Preston Sanchez says he stopped by a downtown ATM machine to withdraw money when he and a woman in line saw the backpack, “abandoned next to the ATM” and “in plaint view of a charter high school.”
He says the woman “asked a passing child if it was his backpack,” and the kid said no. So Sanchez and the woman discussed what to do with it.
”On inspection the backpack contained beer and cigarettes,” Sanchez says. “The backpack had been left across the street and in plain view of a charter high school. Plaintiff was worried the children from the high school would find the backpack and make use of the beer and cigarettes.”
So after he withdrew money from his account, Sanchez says, “he was forcibly detained by defendants” as he tried to get into his car with the backpack.
He says he “attempted to explain to defendant that he did not want to beer to be taken by the nearby schoolchildren.”
To no avail.
”Defendant [Albuquerque police Office Benjamin] Melendrez arrested him with felony larceny for taking the backpack.”
"Operation Lucky Bag" 12/2007
"He was trying to do a good deed - but ended up feeling like a common criminal.
Freelance photographer Carlos Alayo says he was late for a business meeting when he spotted a wallet lying abandoned on a subway platform bench.
He picked it up and put it in his bag, with every intention of later finding its owner, but as he rushed to board the 6 train last Wednesday at Grand Central, he felt a hand on his shoulder.

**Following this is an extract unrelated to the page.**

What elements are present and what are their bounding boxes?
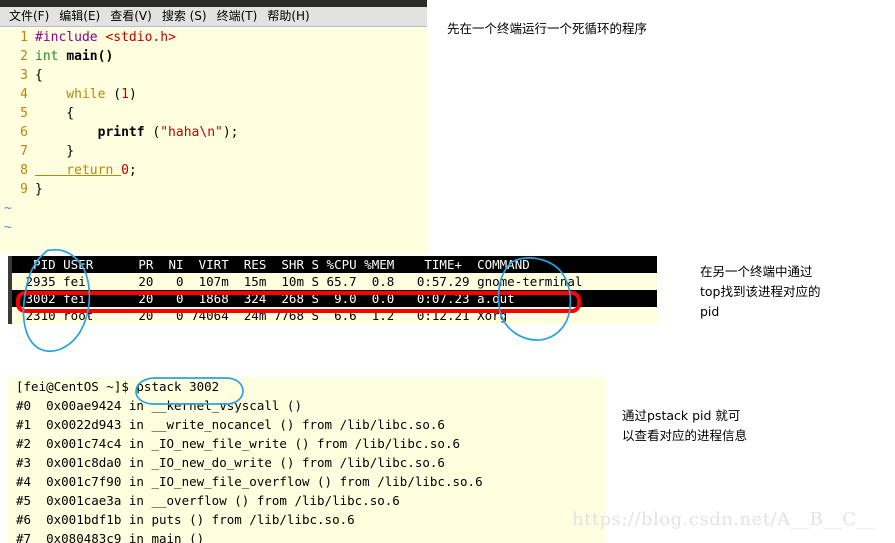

"Where's the wallet?" the undercover cop asked him.
Alayo, 32, is one of the latest New Yorkers ensnared in the NYPD's clampdown on thieves - known as Operation Lucky Bag.
After giving the officers the wallet, he was frisked, made to put his hands against the wall and hand over his identification so they could do a criminal history check.
"It wasn't even crossing my mind what was inside [the wallet]. I was trying to get to my appointment," Alayo said.
"It made me feel like I was a criminal, like I did something wrong. The look on [the cop's] face, it was like he already knew that I was arrested.
"He said, 'Don't lie to me, just tell me how many times you've been arrested.'
"That just stabbed me right there in the heart."
Alayo, who is from Peru, felt the eyes of all the rush-hour commuters on him as he was searched by officers.
"I was so ashamed, my face went red and people were looking," he said."God knows what they were thinking, a Spanish guy on the platform surrounded by cops. It made me feel very uneasy inside."I've been in this country 17 years and not felt discriminated against until that day," Alayo said.
The decoy operation involves planting shopping bags, purses, backpacks and wallets around the subway system, where unsuspecting passersby are watched to see how they react."